Section 257. The preferential right on account of money, to which an employee is entitled for services rendered to the debtor who is his employer, is for basic pay, overtime pay, holiday pay, holiday overtime pay, severance pay, special severance pay, and other money to which the employee is entitled for services rendered to, for four months back not exceeding one hundred thousand baht for each employee.
Section 258. The preferential right on account of supplies of the daily necessaries is for supplies for six months back of food, drink, light, firewood and charcoal, necessary for the living of the debtor, of members of his family, who live with him and whom he is bound to support, and of his servants.
2. Special Preferential Rights
(a) PREFERENTIAL RIGHTS IN MOVABLES Section 259. A person in whose favour an obligation exists based upon any of the following grounds has a preferential right in particular movables of the debtor: (1) Hiring of an immovable. (2) Lodging in an inn. (3) Carriage of passengers of goods. (4) Preservation of movables. (5) Sale of movables. (6) Supply of seeds, young plants or maure. (7) Agricultural or industrial services. Section 260. The preferential right on account of the hiring of an immovable is for the hire of the immovable and for other obligations of the hired arising from the relation of hiring, and is in the movables of the hirer which are in or on the immovable. Section 261. The preferential right of the letter of land is in such movables as have been brought by he hirer upon the land hired or into buildings subservient to the use of such land, in such movables as are destined for the use of such land and in such fruits of the land as are in the possession of the hirer.

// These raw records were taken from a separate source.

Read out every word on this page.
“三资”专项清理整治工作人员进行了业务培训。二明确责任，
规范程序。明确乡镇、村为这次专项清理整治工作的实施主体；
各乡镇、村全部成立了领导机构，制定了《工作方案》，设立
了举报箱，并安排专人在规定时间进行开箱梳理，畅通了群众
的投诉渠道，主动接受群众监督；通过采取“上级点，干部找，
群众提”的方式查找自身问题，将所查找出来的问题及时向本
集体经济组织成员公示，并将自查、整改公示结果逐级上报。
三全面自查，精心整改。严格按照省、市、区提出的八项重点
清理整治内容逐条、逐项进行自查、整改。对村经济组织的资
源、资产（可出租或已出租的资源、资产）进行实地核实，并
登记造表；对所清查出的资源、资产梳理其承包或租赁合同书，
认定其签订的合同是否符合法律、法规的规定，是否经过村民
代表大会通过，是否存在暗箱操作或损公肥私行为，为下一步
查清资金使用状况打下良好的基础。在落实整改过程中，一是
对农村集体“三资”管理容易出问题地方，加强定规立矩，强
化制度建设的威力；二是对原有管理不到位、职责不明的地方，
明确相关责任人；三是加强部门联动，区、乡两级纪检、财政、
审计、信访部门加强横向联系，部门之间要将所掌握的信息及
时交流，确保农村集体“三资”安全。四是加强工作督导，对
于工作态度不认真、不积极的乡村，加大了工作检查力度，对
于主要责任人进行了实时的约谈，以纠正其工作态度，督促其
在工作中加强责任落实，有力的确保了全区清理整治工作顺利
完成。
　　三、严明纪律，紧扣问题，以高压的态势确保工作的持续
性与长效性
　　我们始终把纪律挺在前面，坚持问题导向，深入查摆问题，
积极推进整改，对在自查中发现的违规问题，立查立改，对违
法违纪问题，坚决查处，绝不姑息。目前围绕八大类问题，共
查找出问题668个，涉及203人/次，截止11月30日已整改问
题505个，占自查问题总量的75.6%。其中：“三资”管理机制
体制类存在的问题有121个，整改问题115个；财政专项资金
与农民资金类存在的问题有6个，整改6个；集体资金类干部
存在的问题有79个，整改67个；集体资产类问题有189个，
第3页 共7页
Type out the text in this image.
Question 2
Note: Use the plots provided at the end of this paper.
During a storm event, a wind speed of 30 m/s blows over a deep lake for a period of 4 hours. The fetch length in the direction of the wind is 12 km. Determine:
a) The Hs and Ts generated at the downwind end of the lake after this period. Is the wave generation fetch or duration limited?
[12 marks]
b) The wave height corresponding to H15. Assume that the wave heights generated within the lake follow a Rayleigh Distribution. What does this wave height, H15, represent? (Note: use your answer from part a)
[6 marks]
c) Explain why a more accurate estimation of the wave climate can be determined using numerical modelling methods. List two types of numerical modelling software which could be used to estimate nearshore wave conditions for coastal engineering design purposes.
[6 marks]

The preferential right of the letter or a building is in such movables as have been brought into the building by the hirer. Section 262. If a hirer of immovable property is transferred or sublet, the preferential right of the original letter extends to the movables brought by the transferee or sub-hirer into the property. The same applies to the money which the transferor or the sub-letter is to receive from the transferee or sub-hirer. Section 263. In case of a general liquidation of the property of the hirer, the preferential right of the letter is only for the rent and other obligations of the last preceding, the current and the next following rent period and for such damages as have arisen during the last preceding and the current rent period.
Section 264. If the letter has received security money, he has a preferential right only with regard to that part of his claim which is not covered by the security money.
Section 265. The preferential right on account of lodging in an inn is for what is due to the proprietor for lodging and other services afforded to the traveler or guest in satisfaction of his needs, including disbursements, and is in the luggage or other property of the traveler or guest which is in the inn, hotel or other such place.
Section 266. The letter of an immovable property or the proprietor of an inn, hotel or other such place may enforce his preferential right in the same manner as a pledgee. The provisions of this Code concerning Enforcement of Pledge apply mutatis mutandis.
Section 267. The preferential right on account of carriage is for charges for the carriage of a passenger or goods and for accessory expenses, and is in all goods and luggage in the hands of the carrier.
Section 268. The letter of an immovable, the proprietor of an inn, or the carrier may enforce his preferential right against movables belonging to a third person in the case contemplated in the preceding eight sections, unless he knew in due time that they belong to the third person.